Simple as it may sound, it’s one of the hardest things to do. It’s easy to knock on the door, but frankly, we don’t need to see it. Just open the f***ing door. You wanna go to the drag race, but Tommy doesn’t think it’s a great idea? That’s great, get to the f***ing drag race and tell us while we’re there that Tommy doesn’t want to be there. That’s a much more compelling scene.

This translates directly into the well-known “show, don’t tell” maxim. It’s much easier to have your character say how unhappy he is with the merger, than for you to come up with creative ways of showing it: he plays solitaire on his laptop at the negotiation meeting; he calls his boss a jerk; he calls a headhunter while selling the stock he has in the company; he loses interest in sex with his wife. Think about how much these scenes communicate and how much more interesting they would be for the audience. We’re smart, we get the gist. And by showing, rather than telling, we’re getting that juicy subtext that adds texture and meaning to the dialogue.

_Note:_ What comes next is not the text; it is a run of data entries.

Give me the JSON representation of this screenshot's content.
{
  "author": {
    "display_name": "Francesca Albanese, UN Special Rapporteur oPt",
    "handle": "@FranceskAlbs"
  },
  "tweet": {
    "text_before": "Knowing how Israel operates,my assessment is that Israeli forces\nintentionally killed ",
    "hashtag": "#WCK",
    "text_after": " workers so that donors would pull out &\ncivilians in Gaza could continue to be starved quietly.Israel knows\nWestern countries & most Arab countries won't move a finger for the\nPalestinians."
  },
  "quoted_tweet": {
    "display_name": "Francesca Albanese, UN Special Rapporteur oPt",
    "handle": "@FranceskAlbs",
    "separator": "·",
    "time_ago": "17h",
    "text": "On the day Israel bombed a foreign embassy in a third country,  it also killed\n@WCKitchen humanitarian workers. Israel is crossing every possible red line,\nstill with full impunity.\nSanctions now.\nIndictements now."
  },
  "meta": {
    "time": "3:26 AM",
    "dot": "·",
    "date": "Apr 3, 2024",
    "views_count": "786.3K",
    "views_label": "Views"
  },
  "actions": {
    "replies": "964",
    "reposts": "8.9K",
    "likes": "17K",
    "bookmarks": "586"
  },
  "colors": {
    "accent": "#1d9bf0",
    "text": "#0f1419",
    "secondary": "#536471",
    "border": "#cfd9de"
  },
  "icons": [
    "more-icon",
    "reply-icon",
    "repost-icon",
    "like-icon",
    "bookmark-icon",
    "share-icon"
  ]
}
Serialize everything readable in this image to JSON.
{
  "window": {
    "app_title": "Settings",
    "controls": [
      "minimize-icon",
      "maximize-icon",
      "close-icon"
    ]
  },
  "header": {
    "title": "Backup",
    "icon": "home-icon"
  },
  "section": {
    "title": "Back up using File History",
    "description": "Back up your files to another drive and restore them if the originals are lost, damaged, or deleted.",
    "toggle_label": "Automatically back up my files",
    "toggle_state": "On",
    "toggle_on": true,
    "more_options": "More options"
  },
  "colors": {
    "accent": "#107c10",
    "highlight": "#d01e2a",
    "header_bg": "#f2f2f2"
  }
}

As I think about this with my own screenplay, the heroine is unhappy with her job – but she never says “I’m unhappy with my job.” She says, “I wish this place would burn to the f***ing ground,” but only after we’ve already seen her in her environment, annoyed by the gossip and slamming her locker shut, and physically assaulting a customer.

By the time we get to her talking about it, she doesn’t even say how much she hates her job. Rather, we take it to the next level: she throws a dying house plant into the trash and says, “I can’t even keep a plant alive.”

This clearly delivers much more to the viewer than “I hate my job and I’m so unhappy.”

Of course, the flip side is that you can say that line in five seconds, whereas the scenes I just described unfold over about 20 pages. Which is why you have to make sure that every scene serves at least three purposes; that every line communicates something valuable.

And in discovering these little nuggets of writing wisdom, I can now see moments all over these opening pages where I’m telling instead of showing; where I’m talking about instead of doing. Although I’ve known this rule perfectly well for years, I think the most valuable lessons must be discovered on your own. I may have to go back and re-design or eliminate some crucial scenes. Such is the game of mastering the art of the screenplay.